NEW YORK (CBS New York/AP) – A first-of-its-kind fire-safety push in New York City focuses on homes in areas battered by Superstorm Sandy.

The Fire Department announced the initiative Monday. FDNY representatives will visit homes in Sandy-damaged areas to assess fire safety and install smoke and carbon monoxide detectors.

The program targets people over 69. That age group represents 17 percent of the city population, but 43 percent of people who died in fires in the city last year.

Salvatore Cassano says the effort should help safeguard homes rebuilt after the storm, along with other houses. The federal Department of Homeland Security provided $590,000 for the initiative.

Some 106 fires citywide were attributed to Sandy. That includes 21 fires during the storm and 85 later blazes linked to Sandy’s damage.

Meantime, nearly a year after Sandy hit, residents of the Rockaways said there is still much work to be done despite some big progress.

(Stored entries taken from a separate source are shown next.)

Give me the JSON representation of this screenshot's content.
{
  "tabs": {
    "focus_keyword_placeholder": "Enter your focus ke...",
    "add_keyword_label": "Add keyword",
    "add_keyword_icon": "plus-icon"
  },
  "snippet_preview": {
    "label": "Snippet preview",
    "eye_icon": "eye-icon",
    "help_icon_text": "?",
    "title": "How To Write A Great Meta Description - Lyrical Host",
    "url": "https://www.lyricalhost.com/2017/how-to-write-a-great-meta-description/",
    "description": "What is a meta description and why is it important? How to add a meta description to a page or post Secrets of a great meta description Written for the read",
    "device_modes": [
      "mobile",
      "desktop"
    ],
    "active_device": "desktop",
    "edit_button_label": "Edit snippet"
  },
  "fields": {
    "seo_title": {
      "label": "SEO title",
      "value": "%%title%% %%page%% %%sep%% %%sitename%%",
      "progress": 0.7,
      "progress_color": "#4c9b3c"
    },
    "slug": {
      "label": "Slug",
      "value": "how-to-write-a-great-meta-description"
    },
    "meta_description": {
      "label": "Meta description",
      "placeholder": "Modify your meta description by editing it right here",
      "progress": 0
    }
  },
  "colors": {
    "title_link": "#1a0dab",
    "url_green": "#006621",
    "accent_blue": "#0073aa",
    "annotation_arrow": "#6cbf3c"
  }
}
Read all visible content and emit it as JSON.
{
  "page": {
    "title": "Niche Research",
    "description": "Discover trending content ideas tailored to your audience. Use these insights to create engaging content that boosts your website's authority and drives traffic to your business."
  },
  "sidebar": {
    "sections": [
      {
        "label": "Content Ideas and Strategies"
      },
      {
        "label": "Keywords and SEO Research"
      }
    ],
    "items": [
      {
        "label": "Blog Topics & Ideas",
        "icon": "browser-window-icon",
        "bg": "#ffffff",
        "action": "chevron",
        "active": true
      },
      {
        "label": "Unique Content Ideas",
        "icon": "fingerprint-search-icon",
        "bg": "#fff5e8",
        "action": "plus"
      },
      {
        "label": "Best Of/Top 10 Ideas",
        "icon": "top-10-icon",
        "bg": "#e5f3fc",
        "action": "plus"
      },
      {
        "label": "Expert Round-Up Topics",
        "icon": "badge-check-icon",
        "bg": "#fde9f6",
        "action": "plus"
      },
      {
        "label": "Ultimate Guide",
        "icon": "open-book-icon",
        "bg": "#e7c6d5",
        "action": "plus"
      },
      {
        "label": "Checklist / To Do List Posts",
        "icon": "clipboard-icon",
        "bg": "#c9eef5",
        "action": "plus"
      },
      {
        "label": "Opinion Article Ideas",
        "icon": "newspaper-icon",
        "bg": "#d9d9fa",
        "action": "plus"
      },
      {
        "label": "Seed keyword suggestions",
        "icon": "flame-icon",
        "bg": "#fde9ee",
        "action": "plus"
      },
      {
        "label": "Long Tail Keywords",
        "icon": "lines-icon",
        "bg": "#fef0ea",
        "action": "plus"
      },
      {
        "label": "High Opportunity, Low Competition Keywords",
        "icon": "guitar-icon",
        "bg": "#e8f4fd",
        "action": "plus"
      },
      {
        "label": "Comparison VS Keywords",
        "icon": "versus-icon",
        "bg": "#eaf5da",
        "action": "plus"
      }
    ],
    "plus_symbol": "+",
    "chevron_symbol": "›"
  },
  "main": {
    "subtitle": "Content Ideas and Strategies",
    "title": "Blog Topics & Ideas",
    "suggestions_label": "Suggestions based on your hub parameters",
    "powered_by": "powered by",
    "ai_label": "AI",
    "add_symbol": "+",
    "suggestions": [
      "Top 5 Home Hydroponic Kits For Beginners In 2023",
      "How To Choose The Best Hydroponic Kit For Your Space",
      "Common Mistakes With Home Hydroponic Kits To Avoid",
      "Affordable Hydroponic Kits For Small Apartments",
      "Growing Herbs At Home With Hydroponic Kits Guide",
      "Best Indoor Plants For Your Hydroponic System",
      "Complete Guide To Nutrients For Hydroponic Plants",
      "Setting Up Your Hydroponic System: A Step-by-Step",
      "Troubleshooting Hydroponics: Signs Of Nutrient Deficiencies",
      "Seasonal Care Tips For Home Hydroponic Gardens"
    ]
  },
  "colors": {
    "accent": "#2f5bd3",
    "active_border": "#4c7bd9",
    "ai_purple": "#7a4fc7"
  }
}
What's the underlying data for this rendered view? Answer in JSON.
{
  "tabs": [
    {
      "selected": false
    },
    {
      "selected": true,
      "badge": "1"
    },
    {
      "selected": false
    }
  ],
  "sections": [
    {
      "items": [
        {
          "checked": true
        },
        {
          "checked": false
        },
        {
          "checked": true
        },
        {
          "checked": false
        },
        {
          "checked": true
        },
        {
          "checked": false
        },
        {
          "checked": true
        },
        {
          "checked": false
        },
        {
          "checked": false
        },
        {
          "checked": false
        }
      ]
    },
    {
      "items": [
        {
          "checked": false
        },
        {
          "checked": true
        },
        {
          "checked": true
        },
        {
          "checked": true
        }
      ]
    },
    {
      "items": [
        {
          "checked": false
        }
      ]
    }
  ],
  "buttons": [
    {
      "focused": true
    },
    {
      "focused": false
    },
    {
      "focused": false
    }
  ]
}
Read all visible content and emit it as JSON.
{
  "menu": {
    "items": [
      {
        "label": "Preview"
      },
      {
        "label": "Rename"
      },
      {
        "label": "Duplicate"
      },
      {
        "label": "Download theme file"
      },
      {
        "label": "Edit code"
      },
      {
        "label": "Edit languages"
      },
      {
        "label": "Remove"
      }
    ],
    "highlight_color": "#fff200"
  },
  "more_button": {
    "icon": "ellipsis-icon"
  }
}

“It was horrifying,” a Rockaway resident told WCBS 880’s Marla Diamond. “You’re looking at the fires and you’re thinking ‘whose homes are they? Who is that?'”

Loretta Courtney, a mother of three with another baby on the way, said this has been the worst year of her life.

“It’s trying at times,” the Belle Harbor woman told Diamond. “My due date’s Nov. 1.”

Courtney said her due date being so close to the one-year anniversary of Sandy is bittersweet.

“Our house, it came off the structure. So it was a one-story house. It was filled with five feet of water,” she told Diamond.

The family lost everything they owned in the storm. Their new home on Beach 148th Street is finally under construction and they hope to be in by March.

“It’s part of a life experience. I told that to my kids. It was devastating and terrible but it really makes you realize what a great life we have,” Courtney told Diamond.

Some along the shore have labeled the sky-high flood insurance Sandy’s second blow, Diamond reported.

“This now has the possibility to really destroy not only our towns but hundreds of towns across the country,” Dan Mundy, president of the Broad Channel Civic Association, told Diamond. “A year later, we could deal with the hard work. I think what’s frustrating is dealing with bureaucracy. The one part that is encouraging somewhat is that it is so outrageous that it gets people’s attention.”

An act of Congress intended to save the National Flood Insurance Program had the unintended consequence of spiking the cost of coverage.